Life as Frank Sargeson

In 1946 Davey had the property in Takapuna transferred from his father and at the same time officially changed his name to Frank Sargeson . His name change was due in part to his disapproval of the commoner in his family and the use of his uncle's last name in recognition of the time he had with him. Sargeson also wanted to get rid of the criminalization of his person in 1929 and, associated with it, of his name. He built a new house and was writing a new novel called I Saw in My Dream , which he was unable to publish in New Zealand at first. It was published in England in 1949 and only in New Zealand in 1974.

In the 1950s, Sargeson sponsored a number of young writers, some of whom he took in and was a friend and mentor to his home in Takapuna.
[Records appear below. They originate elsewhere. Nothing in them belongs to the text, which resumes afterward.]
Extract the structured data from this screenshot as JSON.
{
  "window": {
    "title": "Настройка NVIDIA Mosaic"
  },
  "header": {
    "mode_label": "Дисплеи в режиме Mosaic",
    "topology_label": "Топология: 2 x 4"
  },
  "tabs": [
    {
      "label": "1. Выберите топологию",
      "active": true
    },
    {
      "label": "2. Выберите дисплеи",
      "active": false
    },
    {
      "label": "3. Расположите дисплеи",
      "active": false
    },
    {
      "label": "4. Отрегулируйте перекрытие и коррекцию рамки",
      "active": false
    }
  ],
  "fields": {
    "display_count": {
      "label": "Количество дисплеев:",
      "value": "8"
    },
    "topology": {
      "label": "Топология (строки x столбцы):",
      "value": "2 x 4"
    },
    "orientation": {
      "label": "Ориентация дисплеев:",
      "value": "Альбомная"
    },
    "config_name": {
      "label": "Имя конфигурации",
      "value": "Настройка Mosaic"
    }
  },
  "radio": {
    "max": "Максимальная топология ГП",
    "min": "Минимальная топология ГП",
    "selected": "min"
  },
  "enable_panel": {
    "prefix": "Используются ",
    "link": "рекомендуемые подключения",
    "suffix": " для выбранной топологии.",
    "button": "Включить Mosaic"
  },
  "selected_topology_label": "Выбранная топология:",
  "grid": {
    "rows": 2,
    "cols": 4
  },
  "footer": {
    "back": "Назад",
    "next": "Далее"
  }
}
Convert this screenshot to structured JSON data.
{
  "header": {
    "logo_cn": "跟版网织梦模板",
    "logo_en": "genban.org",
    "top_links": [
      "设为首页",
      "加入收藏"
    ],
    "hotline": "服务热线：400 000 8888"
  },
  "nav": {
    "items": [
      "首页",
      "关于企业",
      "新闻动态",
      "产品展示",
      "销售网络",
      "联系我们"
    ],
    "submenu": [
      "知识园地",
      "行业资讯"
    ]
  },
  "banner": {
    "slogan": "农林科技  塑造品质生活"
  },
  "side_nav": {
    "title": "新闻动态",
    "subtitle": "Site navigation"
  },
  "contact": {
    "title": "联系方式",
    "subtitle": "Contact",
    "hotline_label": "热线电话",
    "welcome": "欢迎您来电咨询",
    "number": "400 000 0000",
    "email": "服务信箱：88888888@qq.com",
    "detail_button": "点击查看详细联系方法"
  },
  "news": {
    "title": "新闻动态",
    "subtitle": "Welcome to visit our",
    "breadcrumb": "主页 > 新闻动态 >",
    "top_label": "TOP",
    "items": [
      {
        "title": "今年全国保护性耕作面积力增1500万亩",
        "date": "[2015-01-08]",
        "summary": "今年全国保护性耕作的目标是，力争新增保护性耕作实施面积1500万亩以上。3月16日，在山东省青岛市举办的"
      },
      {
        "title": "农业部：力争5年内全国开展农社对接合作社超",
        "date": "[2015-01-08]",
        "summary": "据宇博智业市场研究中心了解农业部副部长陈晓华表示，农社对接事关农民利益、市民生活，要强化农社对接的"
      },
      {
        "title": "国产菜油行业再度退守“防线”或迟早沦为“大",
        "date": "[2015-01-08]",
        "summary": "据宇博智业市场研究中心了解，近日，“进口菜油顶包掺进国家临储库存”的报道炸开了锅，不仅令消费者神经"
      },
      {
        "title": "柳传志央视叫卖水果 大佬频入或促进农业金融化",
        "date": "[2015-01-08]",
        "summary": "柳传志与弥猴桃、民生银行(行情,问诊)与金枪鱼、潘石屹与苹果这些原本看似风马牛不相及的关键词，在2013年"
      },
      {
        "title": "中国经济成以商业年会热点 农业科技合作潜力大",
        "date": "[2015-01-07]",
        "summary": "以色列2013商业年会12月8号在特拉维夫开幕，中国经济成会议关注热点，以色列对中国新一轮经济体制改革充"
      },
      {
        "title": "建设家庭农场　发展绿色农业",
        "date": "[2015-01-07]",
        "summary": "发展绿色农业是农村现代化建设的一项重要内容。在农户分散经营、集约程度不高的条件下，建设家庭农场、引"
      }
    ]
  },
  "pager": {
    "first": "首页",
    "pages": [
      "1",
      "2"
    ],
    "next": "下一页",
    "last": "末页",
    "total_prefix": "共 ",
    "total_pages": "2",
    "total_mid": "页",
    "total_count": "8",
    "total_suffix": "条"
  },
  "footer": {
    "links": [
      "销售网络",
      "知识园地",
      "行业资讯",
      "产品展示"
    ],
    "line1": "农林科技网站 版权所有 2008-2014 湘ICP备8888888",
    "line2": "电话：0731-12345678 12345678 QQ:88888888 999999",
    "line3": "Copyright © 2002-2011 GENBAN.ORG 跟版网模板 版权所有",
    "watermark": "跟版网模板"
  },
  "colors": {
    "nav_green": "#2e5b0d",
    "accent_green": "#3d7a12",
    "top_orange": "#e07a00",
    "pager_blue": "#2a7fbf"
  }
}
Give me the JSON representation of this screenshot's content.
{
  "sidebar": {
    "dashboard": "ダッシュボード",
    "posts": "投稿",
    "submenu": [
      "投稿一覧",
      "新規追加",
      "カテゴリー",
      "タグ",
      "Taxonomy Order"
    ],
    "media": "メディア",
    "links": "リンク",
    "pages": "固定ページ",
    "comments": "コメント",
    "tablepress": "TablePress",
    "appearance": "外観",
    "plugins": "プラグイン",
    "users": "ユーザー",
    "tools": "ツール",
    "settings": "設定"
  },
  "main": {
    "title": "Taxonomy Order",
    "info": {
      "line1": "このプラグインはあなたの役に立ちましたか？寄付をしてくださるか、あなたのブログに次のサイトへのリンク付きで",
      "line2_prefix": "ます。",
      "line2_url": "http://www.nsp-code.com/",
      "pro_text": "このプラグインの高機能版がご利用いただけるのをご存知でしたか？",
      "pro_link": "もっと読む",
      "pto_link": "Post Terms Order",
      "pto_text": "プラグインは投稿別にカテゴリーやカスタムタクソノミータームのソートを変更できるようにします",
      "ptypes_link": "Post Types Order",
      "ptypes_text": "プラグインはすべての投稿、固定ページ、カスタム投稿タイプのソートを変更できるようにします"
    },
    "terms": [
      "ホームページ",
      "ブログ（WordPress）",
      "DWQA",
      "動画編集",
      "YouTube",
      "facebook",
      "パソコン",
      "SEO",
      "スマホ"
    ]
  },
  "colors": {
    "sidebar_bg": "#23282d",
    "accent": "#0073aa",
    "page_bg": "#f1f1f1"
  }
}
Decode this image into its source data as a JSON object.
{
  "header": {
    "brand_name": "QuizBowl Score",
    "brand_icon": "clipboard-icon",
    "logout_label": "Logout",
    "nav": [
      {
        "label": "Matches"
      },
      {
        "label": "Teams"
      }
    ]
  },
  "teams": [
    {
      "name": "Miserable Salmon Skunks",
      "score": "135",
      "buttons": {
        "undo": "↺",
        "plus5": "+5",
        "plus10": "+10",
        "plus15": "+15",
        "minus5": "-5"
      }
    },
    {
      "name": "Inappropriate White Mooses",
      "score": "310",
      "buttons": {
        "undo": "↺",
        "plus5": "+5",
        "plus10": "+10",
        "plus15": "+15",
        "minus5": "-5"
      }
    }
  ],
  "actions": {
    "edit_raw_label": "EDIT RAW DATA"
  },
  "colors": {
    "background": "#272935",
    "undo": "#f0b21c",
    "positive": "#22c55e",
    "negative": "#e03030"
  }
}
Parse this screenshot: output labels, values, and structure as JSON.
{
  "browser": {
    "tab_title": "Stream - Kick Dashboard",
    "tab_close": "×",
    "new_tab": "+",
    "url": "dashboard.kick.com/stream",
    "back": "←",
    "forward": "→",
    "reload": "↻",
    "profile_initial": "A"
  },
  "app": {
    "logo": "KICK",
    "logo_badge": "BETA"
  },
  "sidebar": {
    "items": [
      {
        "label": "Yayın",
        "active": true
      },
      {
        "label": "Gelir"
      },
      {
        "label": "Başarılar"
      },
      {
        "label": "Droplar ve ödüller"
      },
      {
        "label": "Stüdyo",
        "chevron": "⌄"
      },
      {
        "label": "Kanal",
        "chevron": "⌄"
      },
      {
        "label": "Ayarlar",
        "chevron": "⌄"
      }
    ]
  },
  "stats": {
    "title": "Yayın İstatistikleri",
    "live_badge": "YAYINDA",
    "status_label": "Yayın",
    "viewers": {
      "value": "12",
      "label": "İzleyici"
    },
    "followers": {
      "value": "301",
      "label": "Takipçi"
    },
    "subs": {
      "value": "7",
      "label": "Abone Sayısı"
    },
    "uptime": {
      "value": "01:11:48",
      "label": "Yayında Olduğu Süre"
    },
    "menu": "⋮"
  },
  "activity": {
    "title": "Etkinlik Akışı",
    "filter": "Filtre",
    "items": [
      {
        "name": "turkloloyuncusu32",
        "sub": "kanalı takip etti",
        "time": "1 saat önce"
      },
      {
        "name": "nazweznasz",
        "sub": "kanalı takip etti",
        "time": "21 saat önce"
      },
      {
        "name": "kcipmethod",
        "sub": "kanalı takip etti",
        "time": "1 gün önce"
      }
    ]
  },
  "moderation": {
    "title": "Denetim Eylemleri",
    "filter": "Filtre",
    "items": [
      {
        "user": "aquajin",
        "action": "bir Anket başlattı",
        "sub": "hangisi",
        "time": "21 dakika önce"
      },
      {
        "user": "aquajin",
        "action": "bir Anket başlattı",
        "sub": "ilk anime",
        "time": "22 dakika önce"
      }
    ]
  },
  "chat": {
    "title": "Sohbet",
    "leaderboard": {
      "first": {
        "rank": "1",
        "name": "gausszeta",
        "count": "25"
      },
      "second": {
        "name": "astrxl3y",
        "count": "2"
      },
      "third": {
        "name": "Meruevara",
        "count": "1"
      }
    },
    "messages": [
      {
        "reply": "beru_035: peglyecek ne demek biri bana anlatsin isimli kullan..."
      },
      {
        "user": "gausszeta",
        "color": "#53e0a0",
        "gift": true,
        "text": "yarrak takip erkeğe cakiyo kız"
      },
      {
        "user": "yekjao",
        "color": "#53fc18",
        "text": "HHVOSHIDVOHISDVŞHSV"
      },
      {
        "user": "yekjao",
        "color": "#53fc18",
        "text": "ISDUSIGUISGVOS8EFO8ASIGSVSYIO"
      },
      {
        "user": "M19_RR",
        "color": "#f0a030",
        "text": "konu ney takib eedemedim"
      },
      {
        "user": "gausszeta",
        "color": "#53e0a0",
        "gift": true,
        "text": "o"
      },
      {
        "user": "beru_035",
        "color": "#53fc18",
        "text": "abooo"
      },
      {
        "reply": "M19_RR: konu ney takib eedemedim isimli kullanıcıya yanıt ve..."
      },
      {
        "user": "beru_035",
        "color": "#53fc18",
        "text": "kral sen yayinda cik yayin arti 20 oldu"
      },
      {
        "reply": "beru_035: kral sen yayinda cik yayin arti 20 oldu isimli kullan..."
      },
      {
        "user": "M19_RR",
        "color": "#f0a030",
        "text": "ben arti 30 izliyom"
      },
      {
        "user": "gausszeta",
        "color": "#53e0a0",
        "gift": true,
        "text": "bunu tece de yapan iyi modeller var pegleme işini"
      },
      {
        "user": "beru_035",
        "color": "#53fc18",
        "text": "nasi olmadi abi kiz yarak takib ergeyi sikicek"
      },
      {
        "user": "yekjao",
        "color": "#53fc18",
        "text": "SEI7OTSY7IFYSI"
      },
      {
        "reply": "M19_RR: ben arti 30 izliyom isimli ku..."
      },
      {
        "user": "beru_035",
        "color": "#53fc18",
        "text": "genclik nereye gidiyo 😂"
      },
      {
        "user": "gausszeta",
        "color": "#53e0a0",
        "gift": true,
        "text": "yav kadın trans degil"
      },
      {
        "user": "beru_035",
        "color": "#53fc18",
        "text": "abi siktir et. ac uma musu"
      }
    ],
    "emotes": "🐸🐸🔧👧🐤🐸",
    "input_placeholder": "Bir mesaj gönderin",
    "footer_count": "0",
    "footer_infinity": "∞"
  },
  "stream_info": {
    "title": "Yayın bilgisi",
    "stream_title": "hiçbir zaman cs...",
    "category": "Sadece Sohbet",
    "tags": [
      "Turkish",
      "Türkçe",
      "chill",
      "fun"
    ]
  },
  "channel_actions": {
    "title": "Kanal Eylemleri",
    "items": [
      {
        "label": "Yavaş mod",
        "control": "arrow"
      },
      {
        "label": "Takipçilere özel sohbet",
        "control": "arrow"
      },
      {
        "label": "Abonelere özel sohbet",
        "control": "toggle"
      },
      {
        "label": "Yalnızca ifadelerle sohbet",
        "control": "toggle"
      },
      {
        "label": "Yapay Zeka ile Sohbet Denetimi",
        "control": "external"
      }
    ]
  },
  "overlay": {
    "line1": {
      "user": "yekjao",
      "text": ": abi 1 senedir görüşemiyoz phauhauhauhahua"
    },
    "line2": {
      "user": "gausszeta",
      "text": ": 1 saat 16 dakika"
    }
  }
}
These included Janet Frame , Maurice Duggan , Peter Dawson , Greville Texidor and Renate Prince . Janet Frame, who was nominated for a Nobel Prize in Literature in her later life , was released by Sargeson's short-term resolute intervention from psychiatric treatment that was about to have a lobotomy planned.

From 1980 onwards Sargeson suffered from diabetes, had a minor stroke with increasing dementia and also developed cancer. He died on March 1, 1982 in North Shore Hospital in Auckland . His last book, Conversation in a train , would be published a year later.

Frank Sargeson is one of the most important short story and short story writers in New Zealand alongside Katherine Mansfield .

Frank Sargeson Trust

After Frank Sargeson's death in 1983, Sargeson's heiress and close confidante, Christine Cole Catley , founded an association for young New Zealand authors, the Frank Sargeson Trust . In 1987, the Trust's first grant was awarded to author Janet Frame .

Since 2014, the award associated with the scholarship has been awarded together with Grimshaw & Co as a Grimshaw Sargeson Fellowship .

Works

  • 1930 In France, along the road , published in the New Zealand Herald in May 1930
  • 1931 Blind alleys
  • 1935 Conversation with my uncle , in Tomorrow
  • 1936 Conversation with My Uncle, and Other Sketches
  • 1940 A Man and His Wife
  • 1940 The Making of a New Zealander
  • 1943 That Summer , Penguin
  • 1946 That Summer, and other stories
  • 1949 I Saw in My Dream , Lehman, London
  • 1964 Back in the summer, Collected Stories ( Collected Stories ), Biederstein Verlag, Munich, 1968
  • 1965 Wrestling with the Angel and Memoirs of a Peon
  • 1983 Conversation in a train

Awards

In 1973 Frank Sargeson received an honorary doctorate from the University of Auckland .

literature

  • Michael King : Frank Sargeson - A Life . Viking , 1995, ISBN 0-670-83847-0 (English).
  • Lawrence Jones : Frank Sargeson [Norris Frank Davey], 1903-1982 . In: Kōtare - New Zealand Notes & Queries . tape 7 , no. 2 , 2008, ISSN  1174-6955 , p. 157–211 (English, ojs.victoria.ac.nz [PDF; 278 kB ; accessed on January 5, 2016]).

Web links

Individual evidence

  1. a b Michael King : Sargeson, Frank . In: Dictionary of New Zealand Biography . Te Ara - the Encyclopedia of New Zealand, January 29, 2014, accessed January 5, 2016 .
  2. Norman Franke, ' Jewish, Roman, German at the same time ...'? An investigation into the literary self-construction of Karl Wolfskehl with special consideration of his exillyricism. Universitätsverlag Winter, Heidelberg 2006, ISBN 3-8253-5106-8 , pp. 304-350
  3. ^ A b Jones : Frank Sargeson [Norris Frank Davey], 1903-1982 . In: Kōtare . tape  7 , no. 2 , 2008, p. 171 .
  4. ^ Sargeson, Frank . New zealand Book Council , accessed January 5, 2016 .
  5. ^ A b Applications Open for the Newly Named Grimshaw Sargeson Fellowship . December 4, 2013, archived from the original on June 6, 2014 ; accessed on January 5, 2016 .
  6. ^ Taonga : A visit to Frank Sargeson . In: Blog - New Zealand 2 Go . Peter Pieruschka, April 13, 2013, accessed on January 5, 2016 (English).